Plus précisément, cette note visait à prendre des décisions politiques clés suffisamment tôt pour éviter une impasse. Idem pour le rapport Charney que Jimmy Carter commanda à l’American National Academy of Sciences à la suite de cette note en 1979, et qui synthétisait les connaissances sur l’impact possible des activités humaines sur le climat. « Le réchauffement climatique doit être à l’ordre du jour politique international pour maximiser la coopération et la recherche d’un consensus, limitant ainsi la manipulation politique, la controverse et la division », a-t-il déclaré.

Ce jour-là, c’était en 1979, et presque tout ce que nous savons aujourd’hui sur le réchauffement climatique, nous le savions alors. Les dirigeants des années 1980 et 1990 qui ont suivi ont dû prendre les choses en main, en s’appuyant notamment sur cette note de Frank Press, comme en témoigne le livre Losing Earth : The Decade We Almost Stopped Climate Change, de Nathaniel Rich.

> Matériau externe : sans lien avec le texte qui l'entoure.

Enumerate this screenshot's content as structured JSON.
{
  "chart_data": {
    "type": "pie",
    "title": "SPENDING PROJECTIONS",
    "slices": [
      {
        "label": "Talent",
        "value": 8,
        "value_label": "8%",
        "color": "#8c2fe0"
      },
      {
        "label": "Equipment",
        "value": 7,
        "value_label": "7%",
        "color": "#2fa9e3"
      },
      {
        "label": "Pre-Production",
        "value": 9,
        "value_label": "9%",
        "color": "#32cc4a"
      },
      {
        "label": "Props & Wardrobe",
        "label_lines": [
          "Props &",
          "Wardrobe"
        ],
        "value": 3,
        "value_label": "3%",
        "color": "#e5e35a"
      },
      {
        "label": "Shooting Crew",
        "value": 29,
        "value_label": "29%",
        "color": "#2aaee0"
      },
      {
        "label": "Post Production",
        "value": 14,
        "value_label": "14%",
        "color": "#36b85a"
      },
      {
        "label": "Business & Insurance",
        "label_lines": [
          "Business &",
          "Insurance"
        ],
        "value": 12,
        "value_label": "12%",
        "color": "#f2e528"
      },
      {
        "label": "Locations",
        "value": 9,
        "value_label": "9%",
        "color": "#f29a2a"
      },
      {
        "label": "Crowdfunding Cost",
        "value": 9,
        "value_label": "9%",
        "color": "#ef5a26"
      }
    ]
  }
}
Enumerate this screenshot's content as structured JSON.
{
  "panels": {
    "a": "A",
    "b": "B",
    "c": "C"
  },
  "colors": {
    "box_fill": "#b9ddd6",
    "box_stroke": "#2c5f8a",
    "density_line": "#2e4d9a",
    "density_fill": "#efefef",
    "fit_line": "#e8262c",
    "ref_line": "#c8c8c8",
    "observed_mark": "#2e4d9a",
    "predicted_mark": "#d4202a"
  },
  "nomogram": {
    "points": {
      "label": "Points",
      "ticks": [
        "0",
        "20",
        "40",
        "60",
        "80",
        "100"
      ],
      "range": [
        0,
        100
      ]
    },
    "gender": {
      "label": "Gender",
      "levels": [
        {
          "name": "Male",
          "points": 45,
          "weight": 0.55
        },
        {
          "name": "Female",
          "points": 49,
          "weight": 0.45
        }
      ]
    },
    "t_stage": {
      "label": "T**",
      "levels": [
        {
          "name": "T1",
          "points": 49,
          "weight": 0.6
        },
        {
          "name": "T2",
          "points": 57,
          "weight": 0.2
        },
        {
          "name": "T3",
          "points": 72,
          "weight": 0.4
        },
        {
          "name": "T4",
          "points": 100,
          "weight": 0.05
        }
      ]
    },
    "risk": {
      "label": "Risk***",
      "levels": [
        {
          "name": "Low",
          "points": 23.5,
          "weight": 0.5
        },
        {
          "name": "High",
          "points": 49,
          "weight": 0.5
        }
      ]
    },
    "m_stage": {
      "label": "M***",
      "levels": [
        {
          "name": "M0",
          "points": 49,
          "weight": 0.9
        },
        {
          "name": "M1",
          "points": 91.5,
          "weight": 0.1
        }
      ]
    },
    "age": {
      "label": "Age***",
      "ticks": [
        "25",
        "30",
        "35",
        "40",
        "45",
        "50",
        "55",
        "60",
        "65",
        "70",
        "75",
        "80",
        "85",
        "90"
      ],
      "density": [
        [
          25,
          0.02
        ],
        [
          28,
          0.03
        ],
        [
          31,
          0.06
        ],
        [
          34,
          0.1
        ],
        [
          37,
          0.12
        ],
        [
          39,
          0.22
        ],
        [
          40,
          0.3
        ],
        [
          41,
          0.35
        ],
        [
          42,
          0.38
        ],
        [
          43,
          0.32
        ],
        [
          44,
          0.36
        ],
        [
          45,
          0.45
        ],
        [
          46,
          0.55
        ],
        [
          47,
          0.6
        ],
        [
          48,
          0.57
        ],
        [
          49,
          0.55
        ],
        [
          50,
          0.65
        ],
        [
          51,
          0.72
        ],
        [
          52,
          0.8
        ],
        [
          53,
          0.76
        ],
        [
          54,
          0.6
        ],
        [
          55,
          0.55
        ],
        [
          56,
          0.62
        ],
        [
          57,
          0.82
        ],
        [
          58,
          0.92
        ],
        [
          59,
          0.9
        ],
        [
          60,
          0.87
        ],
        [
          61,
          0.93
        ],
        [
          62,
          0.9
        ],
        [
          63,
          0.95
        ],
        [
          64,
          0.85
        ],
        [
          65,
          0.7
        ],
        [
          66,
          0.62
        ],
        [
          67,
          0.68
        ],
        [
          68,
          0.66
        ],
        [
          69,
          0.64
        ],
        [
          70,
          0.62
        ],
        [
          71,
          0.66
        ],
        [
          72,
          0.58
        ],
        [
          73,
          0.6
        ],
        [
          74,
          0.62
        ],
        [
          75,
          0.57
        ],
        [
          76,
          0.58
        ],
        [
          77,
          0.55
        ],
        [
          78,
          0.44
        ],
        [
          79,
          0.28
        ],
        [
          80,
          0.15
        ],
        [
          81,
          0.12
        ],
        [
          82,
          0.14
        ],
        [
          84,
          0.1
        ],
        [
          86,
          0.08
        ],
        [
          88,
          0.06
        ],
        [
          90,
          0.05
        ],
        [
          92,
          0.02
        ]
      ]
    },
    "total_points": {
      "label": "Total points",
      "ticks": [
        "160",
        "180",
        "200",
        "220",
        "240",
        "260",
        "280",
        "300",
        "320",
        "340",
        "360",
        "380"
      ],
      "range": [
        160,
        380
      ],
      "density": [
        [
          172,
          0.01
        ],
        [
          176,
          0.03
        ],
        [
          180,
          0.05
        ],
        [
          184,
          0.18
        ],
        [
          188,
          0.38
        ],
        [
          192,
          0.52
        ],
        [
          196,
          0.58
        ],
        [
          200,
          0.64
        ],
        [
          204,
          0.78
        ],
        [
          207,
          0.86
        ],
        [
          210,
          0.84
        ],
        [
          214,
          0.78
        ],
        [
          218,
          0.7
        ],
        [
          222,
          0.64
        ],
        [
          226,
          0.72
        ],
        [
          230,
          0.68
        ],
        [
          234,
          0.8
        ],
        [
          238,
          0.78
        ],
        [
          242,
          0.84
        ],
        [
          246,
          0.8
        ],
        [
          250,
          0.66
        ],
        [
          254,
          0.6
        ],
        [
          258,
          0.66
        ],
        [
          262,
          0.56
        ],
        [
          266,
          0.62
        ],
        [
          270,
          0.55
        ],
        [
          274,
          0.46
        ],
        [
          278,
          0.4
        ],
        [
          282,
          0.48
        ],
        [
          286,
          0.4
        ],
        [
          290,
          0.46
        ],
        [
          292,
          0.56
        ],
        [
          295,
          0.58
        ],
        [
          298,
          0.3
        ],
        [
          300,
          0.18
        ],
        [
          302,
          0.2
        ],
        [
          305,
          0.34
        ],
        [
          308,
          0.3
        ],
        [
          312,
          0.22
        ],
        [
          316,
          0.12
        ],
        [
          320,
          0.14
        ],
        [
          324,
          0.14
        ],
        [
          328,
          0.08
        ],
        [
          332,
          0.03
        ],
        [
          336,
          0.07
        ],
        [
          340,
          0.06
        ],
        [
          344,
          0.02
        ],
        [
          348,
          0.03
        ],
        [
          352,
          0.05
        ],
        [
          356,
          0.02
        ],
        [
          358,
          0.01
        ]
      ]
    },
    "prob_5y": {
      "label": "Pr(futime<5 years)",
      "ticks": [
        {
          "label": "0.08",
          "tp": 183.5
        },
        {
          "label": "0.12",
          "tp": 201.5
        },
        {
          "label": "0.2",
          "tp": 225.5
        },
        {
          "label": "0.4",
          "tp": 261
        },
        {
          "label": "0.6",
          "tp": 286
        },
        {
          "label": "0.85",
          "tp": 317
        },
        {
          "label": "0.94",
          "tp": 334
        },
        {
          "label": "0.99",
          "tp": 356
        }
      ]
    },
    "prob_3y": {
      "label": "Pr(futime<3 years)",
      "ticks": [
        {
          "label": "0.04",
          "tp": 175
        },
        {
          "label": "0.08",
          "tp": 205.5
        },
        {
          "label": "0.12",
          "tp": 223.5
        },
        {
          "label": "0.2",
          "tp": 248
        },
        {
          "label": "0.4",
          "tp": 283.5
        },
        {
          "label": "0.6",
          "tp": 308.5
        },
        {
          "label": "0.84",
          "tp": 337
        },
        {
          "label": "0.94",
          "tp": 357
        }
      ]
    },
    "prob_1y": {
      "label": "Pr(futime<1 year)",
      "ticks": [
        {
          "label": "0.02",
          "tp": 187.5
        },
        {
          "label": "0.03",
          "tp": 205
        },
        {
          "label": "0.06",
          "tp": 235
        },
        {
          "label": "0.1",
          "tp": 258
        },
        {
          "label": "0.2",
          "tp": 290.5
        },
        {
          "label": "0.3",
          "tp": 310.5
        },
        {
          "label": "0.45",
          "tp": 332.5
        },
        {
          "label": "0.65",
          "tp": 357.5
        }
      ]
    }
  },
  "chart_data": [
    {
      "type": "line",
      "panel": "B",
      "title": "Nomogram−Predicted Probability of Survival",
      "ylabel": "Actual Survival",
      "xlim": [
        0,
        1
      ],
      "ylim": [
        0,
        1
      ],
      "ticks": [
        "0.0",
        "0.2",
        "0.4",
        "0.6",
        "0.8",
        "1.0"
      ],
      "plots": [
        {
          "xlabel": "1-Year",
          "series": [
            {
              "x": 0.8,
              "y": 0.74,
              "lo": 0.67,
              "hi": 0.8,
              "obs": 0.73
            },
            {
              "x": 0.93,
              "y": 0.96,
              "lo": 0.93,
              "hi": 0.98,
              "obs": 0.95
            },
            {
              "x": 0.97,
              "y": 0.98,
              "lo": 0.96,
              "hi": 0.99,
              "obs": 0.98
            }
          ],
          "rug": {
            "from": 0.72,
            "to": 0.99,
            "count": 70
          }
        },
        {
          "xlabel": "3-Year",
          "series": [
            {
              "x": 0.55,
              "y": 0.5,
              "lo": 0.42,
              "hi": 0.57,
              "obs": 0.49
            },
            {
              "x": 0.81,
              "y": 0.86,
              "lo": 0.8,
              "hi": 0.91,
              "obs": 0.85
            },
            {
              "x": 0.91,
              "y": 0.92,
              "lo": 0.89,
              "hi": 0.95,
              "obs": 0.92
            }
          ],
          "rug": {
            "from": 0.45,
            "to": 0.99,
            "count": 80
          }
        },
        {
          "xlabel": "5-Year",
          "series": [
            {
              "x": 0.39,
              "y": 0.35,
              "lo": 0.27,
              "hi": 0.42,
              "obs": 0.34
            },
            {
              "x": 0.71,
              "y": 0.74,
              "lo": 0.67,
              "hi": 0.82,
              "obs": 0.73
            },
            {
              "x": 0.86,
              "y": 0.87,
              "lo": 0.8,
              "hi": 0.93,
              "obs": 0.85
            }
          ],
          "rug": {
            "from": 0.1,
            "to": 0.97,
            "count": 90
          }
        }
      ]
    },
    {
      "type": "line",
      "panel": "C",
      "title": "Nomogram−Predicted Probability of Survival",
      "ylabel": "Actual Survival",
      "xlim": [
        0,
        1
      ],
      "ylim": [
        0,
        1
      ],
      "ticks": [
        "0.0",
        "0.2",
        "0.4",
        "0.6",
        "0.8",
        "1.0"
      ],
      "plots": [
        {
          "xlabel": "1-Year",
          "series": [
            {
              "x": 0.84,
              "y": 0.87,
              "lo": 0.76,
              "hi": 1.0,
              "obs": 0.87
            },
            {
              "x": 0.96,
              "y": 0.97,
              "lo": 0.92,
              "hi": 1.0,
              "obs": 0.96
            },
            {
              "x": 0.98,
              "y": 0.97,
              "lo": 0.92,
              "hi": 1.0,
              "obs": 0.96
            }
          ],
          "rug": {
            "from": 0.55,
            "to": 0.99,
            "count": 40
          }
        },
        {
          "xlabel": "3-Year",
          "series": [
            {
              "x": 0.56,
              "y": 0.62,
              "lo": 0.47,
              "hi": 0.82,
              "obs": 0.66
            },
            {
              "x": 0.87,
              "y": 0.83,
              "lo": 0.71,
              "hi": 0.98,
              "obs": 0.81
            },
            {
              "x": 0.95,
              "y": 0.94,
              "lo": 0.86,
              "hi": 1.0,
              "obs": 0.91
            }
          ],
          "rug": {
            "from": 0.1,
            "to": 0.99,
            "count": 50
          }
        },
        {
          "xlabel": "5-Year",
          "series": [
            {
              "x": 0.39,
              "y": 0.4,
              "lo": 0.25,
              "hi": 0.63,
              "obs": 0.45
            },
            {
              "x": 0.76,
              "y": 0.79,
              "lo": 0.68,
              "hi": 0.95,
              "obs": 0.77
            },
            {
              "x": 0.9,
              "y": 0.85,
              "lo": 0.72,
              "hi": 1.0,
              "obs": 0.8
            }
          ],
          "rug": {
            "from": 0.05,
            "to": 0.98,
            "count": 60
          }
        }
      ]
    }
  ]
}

La réalité était toute autre. « Nous avons perdu une décennie », est forcé de constater François Gemenne. Pourquoi alors, malgré l’émergence d’un consensus scientifique sur le changement climatique depuis la fin des années 1970, la planète a-t-elle perdu son rendez-vous avec la protection essentielle du climat ?

Rendez-vous raté

Plusieurs facteurs étaient importants. D’abord, un sentiment partagé par de nombreux politiciens américains, Reagan en tête, que la question climatique avait un « bénéfice électoral faible », analyse Nathaniel Rich. A cela s’ajoute une forte aspiration au néolibéralisme, caractéristique de l’ère Reagan-Thatcher, qui rendait inconcevable la mise en place d’instruments économiques pour le climat. Le tout couronné par une pression massive des lobbies fossiles, finançant des campagnes de désinformation et soudoyant des scientifiques pour discréditer l’action climatique. « L’élection de Reagan nous rend heureux », a déclaré le président de la National Coal Association of America.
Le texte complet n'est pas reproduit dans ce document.